Zuza Homem de Melo e Jairo Severiano comentam (A Canção no Tempo, Ed. 34, 1998) que certa vez o compositor Pedro Caetano foi abordado numa festa por uma moça que pediu: “Faça uma música pra mim!”. Ele descobriu que ela se chamava Maria Madalena de Assunção Pereira, e achou que o nome tinha uma cadência favorável. O resultado foi uma canção que dizia: “Maria Madalena de Assunção Pereira / teu beijo tem aroma de botões de laranjeira...”

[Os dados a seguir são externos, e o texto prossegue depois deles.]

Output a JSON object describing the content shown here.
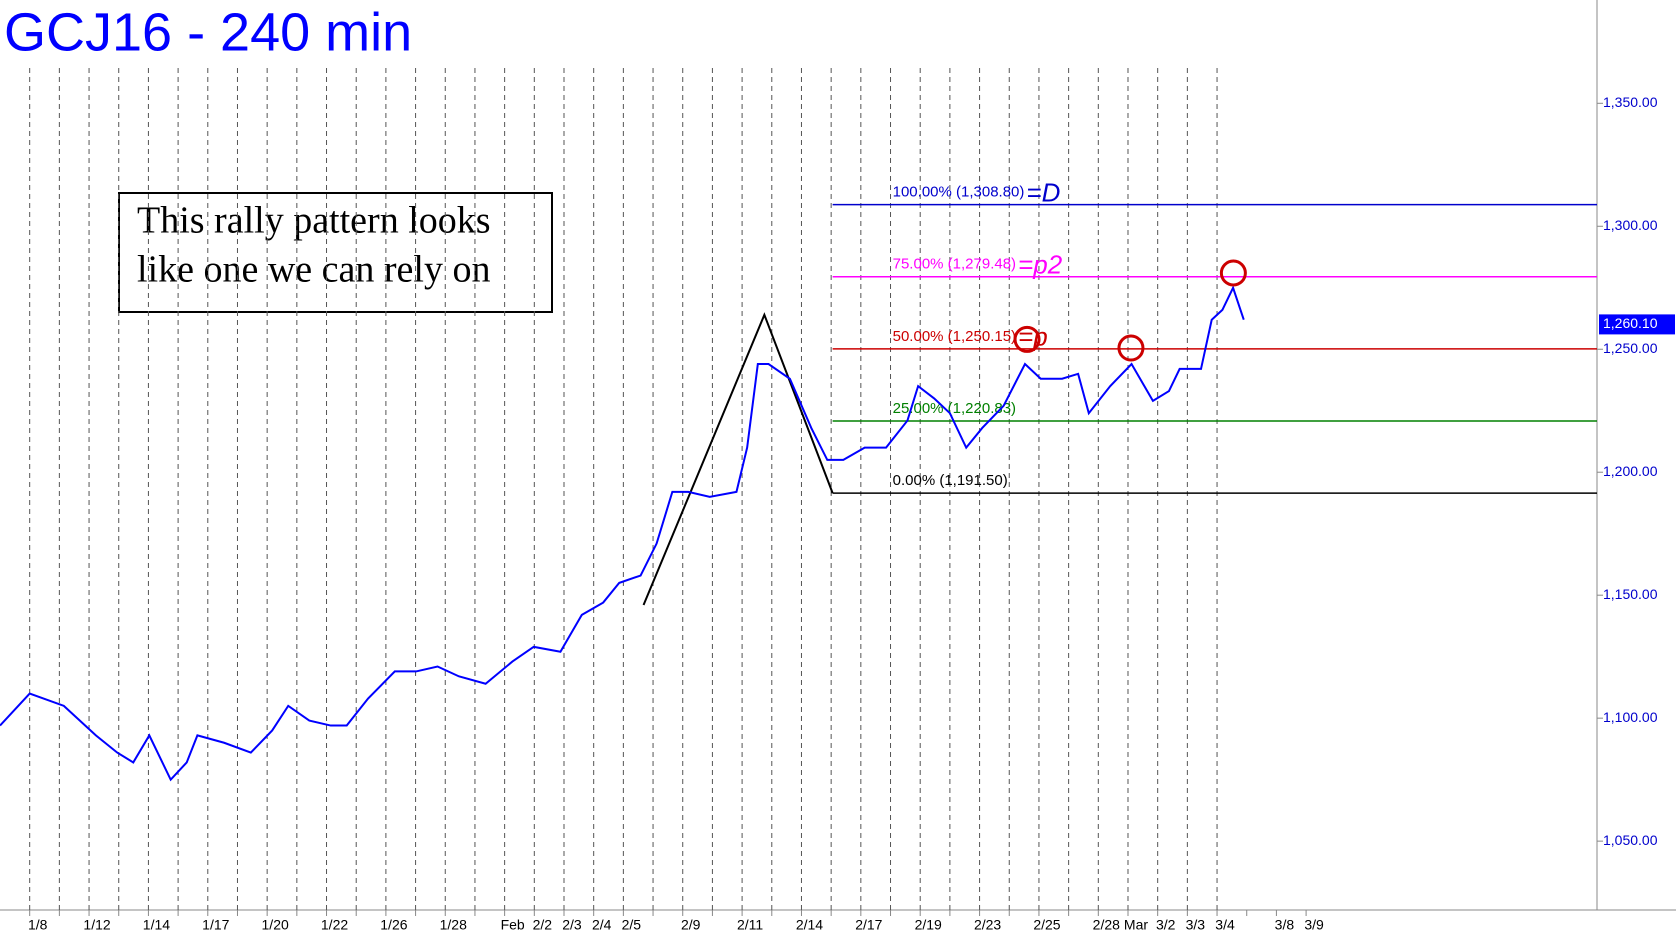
{
  "chart_data": {
    "type": "line",
    "title": "GCJ16 - 240 min",
    "annotation": [
      "This rally pattern looks",
      "like one we can rely on"
    ],
    "categories": [
      "1/8",
      null,
      "1/12",
      null,
      "1/14",
      null,
      "1/17",
      null,
      "1/20",
      null,
      "1/22",
      null,
      "1/26",
      null,
      "1/28",
      null,
      "Feb",
      "2/2",
      "2/3",
      "2/4",
      "2/5",
      null,
      "2/9",
      null,
      "2/11",
      null,
      "2/14",
      null,
      "2/17",
      null,
      "2/19",
      null,
      "2/23",
      null,
      "2/25",
      null,
      "2/28",
      "Mar",
      "3/2",
      "3/3",
      "3/4",
      null,
      "3/8",
      "3/9"
    ],
    "xlim": [
      -1,
      52.8
    ],
    "ylim": [
      1022,
      1392
    ],
    "yticks": [
      {
        "value": 1050,
        "label": "1,050.00"
      },
      {
        "value": 1100,
        "label": "1,100.00"
      },
      {
        "value": 1150,
        "label": "1,150.00"
      },
      {
        "value": 1200,
        "label": "1,200.00"
      },
      {
        "value": 1250,
        "label": "1,250.00"
      },
      {
        "value": 1300,
        "label": "1,300.00"
      },
      {
        "value": 1350,
        "label": "1,350.00"
      }
    ],
    "series": [
      {
        "name": "GCJ16",
        "color": "#0000ff",
        "x": [
          -1,
          0,
          1.15,
          2.23,
          2.95,
          3.49,
          4.03,
          4.75,
          5.29,
          5.65,
          6.55,
          7.45,
          8.17,
          8.71,
          9.42,
          10.14,
          10.68,
          11.4,
          12.3,
          13.02,
          13.74,
          14.46,
          15.36,
          16.26,
          16.98,
          17.88,
          18.6,
          19.32,
          19.86,
          20.58,
          21.12,
          21.65,
          22.19,
          22.91,
          23.81,
          24.17,
          24.53,
          24.89,
          25.61,
          26.33,
          26.87,
          27.41,
          28.13,
          28.85,
          29.57,
          29.93,
          30.47,
          31.0,
          31.55,
          32.09,
          32.81,
          33.53,
          34.06,
          34.78,
          35.32,
          35.68,
          36.4,
          37.12,
          37.84,
          38.38,
          38.74,
          39.46,
          39.82,
          40.18,
          40.54,
          40.9
        ],
        "values": [
          1097,
          1110,
          1105,
          1093,
          1086,
          1082,
          1093,
          1075,
          1082,
          1093,
          1090,
          1086,
          1095,
          1105,
          1099,
          1097,
          1097,
          1108,
          1119,
          1119,
          1121,
          1117,
          1114,
          1123,
          1129,
          1127,
          1142,
          1147,
          1155,
          1158,
          1171,
          1192,
          1192,
          1190,
          1192,
          1210,
          1244,
          1244,
          1238,
          1218,
          1205,
          1205,
          1210,
          1210,
          1221,
          1235,
          1230,
          1224,
          1210,
          1218,
          1227,
          1244,
          1238,
          1238,
          1240,
          1224,
          1235,
          1244,
          1229,
          1233,
          1242,
          1242,
          1262,
          1266,
          1275,
          1262
        ]
      }
    ],
    "last_price": {
      "value": 1260.1,
      "label": "1,260.10"
    },
    "fib_start": 27.05,
    "levels": [
      {
        "value": 1308.8,
        "label": "100.00% (1,308.80)",
        "tag": "=D",
        "color": "#0000cc"
      },
      {
        "value": 1279.48,
        "label": "75.00% (1,279.48)",
        "tag": "=p2",
        "color": "#ff00ff"
      },
      {
        "value": 1250.15,
        "label": "50.00% (1,250.15)",
        "tag": "=p",
        "color": "#cc0000"
      },
      {
        "value": 1220.83,
        "label": "25.00% (1,220.83)",
        "color": "#008000"
      },
      {
        "value": 1191.5,
        "label": "0.00% (1,191.50)",
        "color": "#000000"
      }
    ],
    "zigzag": {
      "x": [
        20.68,
        24.75,
        27.05
      ],
      "values": [
        1146,
        1264,
        1191.5
      ]
    },
    "circles": {
      "x": [
        33.6,
        37.1,
        40.55
      ],
      "values": [
        1254,
        1250.5,
        1281
      ]
    }
  }
}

Tudo muito bom, tudo muito bem, mas estava-se nos anos 1940,
em pleno Estado Novo. O mundo estava em guerra, a ditadura de Vargas começava a
balançar, mas quando Ciro Monteiro começou a cantar a música nos programas de
rádio surgiu o problema: “A censura proibia nomes próprios por extenso em
letras de música, alegando que isso afetava a privacidade das pessoas”. E olha
que o pedido da música partiu da própria moça! A solução, antes que a canção
fosse gravada, foi trocar o nome da moça pelo que foi gravado e ficou famoso:
“Maria Madalena dos Anzóis Pereira”.
Políticos são muito citados na MPB, e o recorde deve
pertencer a Getúlio e JK. Nomes de gente de verdade aparecem aqui e acolá, mas
sempre na forma incompleta: “Domingo lá na casa do Vavá / teve um tremendo
pagode que você não pode imaginar... / Provei do famoso feijão da Vicentina...”

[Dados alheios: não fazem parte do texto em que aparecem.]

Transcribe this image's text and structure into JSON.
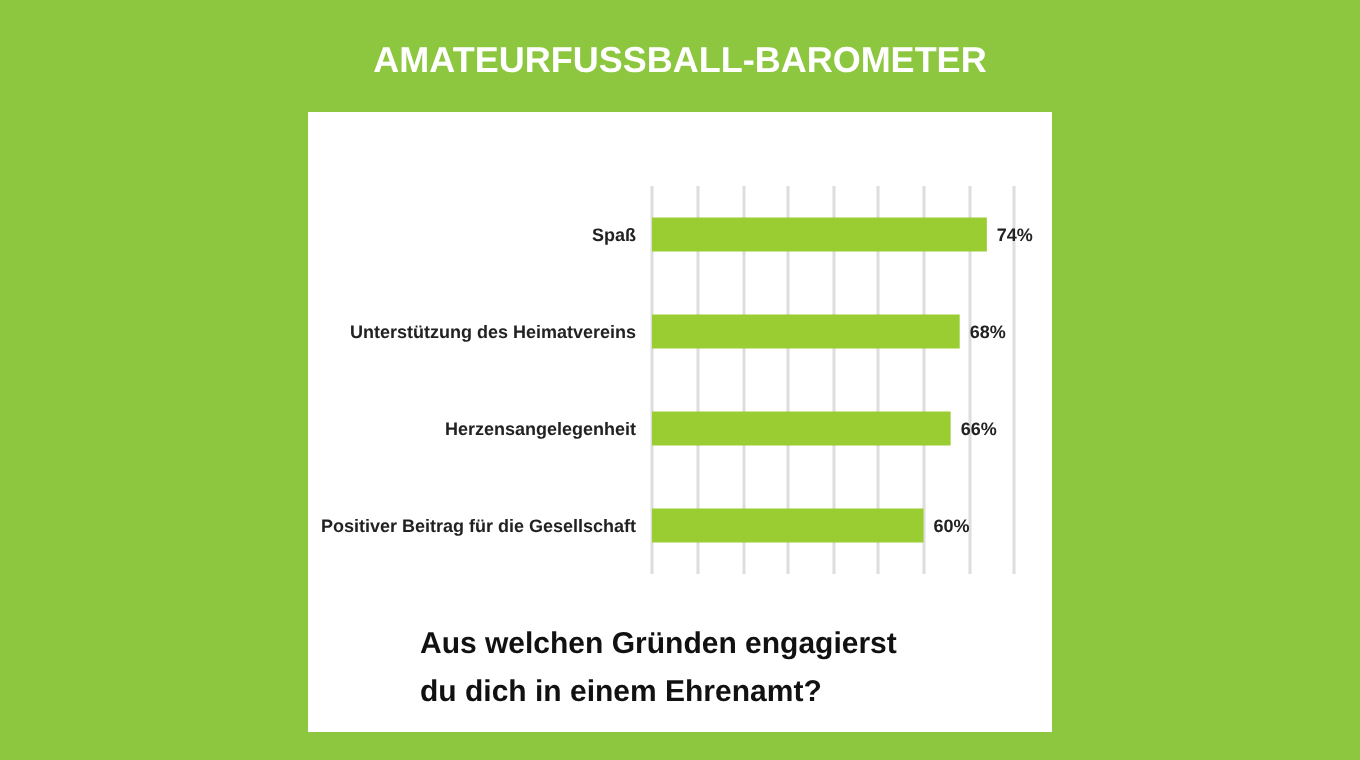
{
  "chart_data": {
    "type": "bar",
    "orientation": "horizontal",
    "title": "AMATEURFUSSBALL-BAROMETER",
    "categories": [
      "Spaß",
      "Unterstützung des Heimatvereins",
      "Herzensangelegenheit",
      "Positiver Beitrag für die Gesellschaft"
    ],
    "values": [
      74,
      68,
      66,
      60
    ],
    "value_labels": [
      "74%",
      "68%",
      "66%",
      "60%"
    ],
    "color": "#9acd32",
    "xlim": [
      0,
      80
    ],
    "xticks": [
      {
        "value": 0,
        "label": null
      },
      {
        "value": 10,
        "label": null
      },
      {
        "value": 20,
        "label": null
      },
      {
        "value": 30,
        "label": null
      },
      {
        "value": 40,
        "label": null
      },
      {
        "value": 50,
        "label": null
      },
      {
        "value": 60,
        "label": null
      },
      {
        "value": 70,
        "label": null
      },
      {
        "value": 80,
        "label": null
      }
    ],
    "tick_labels": "y",
    "grid": "x",
    "annotations": [
      "Aus welchen Gründen engagierst du dich in einem Ehrenamt?"
    ]
  }
}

(Paulinho da Viola); “Ô Antonico, vim lhe pedir um favor que só depende da sua
boa vontade / é necessário uma viração pro Nestor...” (Ismael Silva); “Marcolino
dava tudo por um cheiro de Xandu” (Luiz Gonzaga e Humberto Teixeira).

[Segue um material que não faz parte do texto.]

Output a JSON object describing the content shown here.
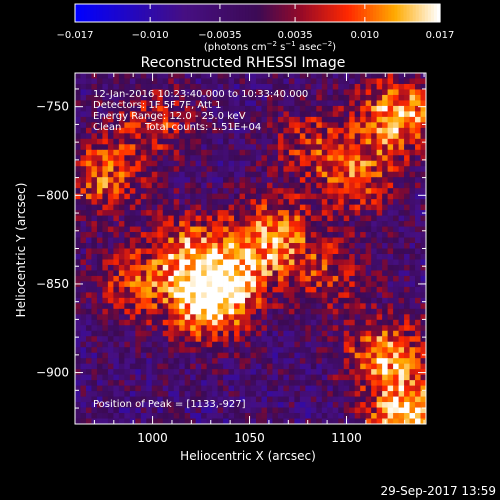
{
  "chart_data": {
    "type": "heatmap",
    "title": "Reconstructed RHESSI Image",
    "xlabel": "Heliocentric X (arcsec)",
    "ylabel": "Heliocentric Y (arcsec)",
    "xlim": [
      960,
      1141
    ],
    "ylim": [
      -929,
      -731
    ],
    "xticks": [
      1000,
      1050,
      1100
    ],
    "yticks": [
      -750,
      -800,
      -850,
      -900
    ],
    "colorbar": {
      "min": -0.017,
      "max": 0.017,
      "ticks": [
        "−0.017",
        "−0.010",
        "−0.0035",
        "0.0035",
        "0.010",
        "0.017"
      ],
      "tick_values": [
        -0.017,
        -0.01,
        -0.0035,
        0.0035,
        0.01,
        0.017
      ],
      "unit_prefix": "(photons cm",
      "unit_exp1": "−2",
      "unit_mid": " s",
      "unit_exp2": "−1",
      "unit_mid2": " asec",
      "unit_exp3": "−2",
      "unit_suffix": ")"
    },
    "info": {
      "line1": "12-Jan-2016 10:23:40.000 to 10:33:40.000",
      "line2": "Detectors: 1F 5F 7F, Att 1",
      "line3": "Energy Range: 12.0 - 25.0 keV",
      "line4_left": "Clean",
      "line4_right": "Total counts: 1.51E+04"
    },
    "peak_label": "Position of Peak = [1133,-927]",
    "peak": [
      1133,
      -927
    ],
    "sources": [
      {
        "x": 1127,
        "y": -755,
        "value": 0.014
      },
      {
        "x": 1133,
        "y": -927,
        "value": 0.017
      },
      {
        "x": 1028,
        "y": -862,
        "value": 0.013
      },
      {
        "x": 1062,
        "y": -822,
        "value": 0.011
      },
      {
        "x": 1018,
        "y": -830,
        "value": 0.008
      },
      {
        "x": 1040,
        "y": -845,
        "value": 0.009
      },
      {
        "x": 1120,
        "y": -890,
        "value": 0.012
      },
      {
        "x": 974,
        "y": -790,
        "value": 0.009
      },
      {
        "x": 1105,
        "y": -790,
        "value": 0.008
      },
      {
        "x": 990,
        "y": -850,
        "value": 0.006
      },
      {
        "x": 1000,
        "y": -760,
        "value": 0.006
      },
      {
        "x": 1080,
        "y": -770,
        "value": 0.005
      },
      {
        "x": 1090,
        "y": -845,
        "value": 0.005
      }
    ]
  },
  "timestamp": "29-Sep-2017 13:59"
}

Uma exceção é a “Festa da Arromba” gravada por Erasmo
Carlos, onde se nomeia praticamente toda a Jovem Guarda da época. (Acho que o
problema de privacidade a essa altura já tinha ido pro espaço.) E o exemplo
mais notório da MPB é o da “Língua”, de Caetano Veloso, onde ele homenageia
pessoas com nomes fora do comum: “Scarlet Moon de Chevalier / Glauco Mattoso e
Arrigo Barnabé!”. Dos três, apenas o de Glauco é pseudônimo, mas como se trata
do nome público usado pelo poeta maldito do Jornal Dobrabil, vale a mesma
questão: isso interfere na privacidade da pessoa?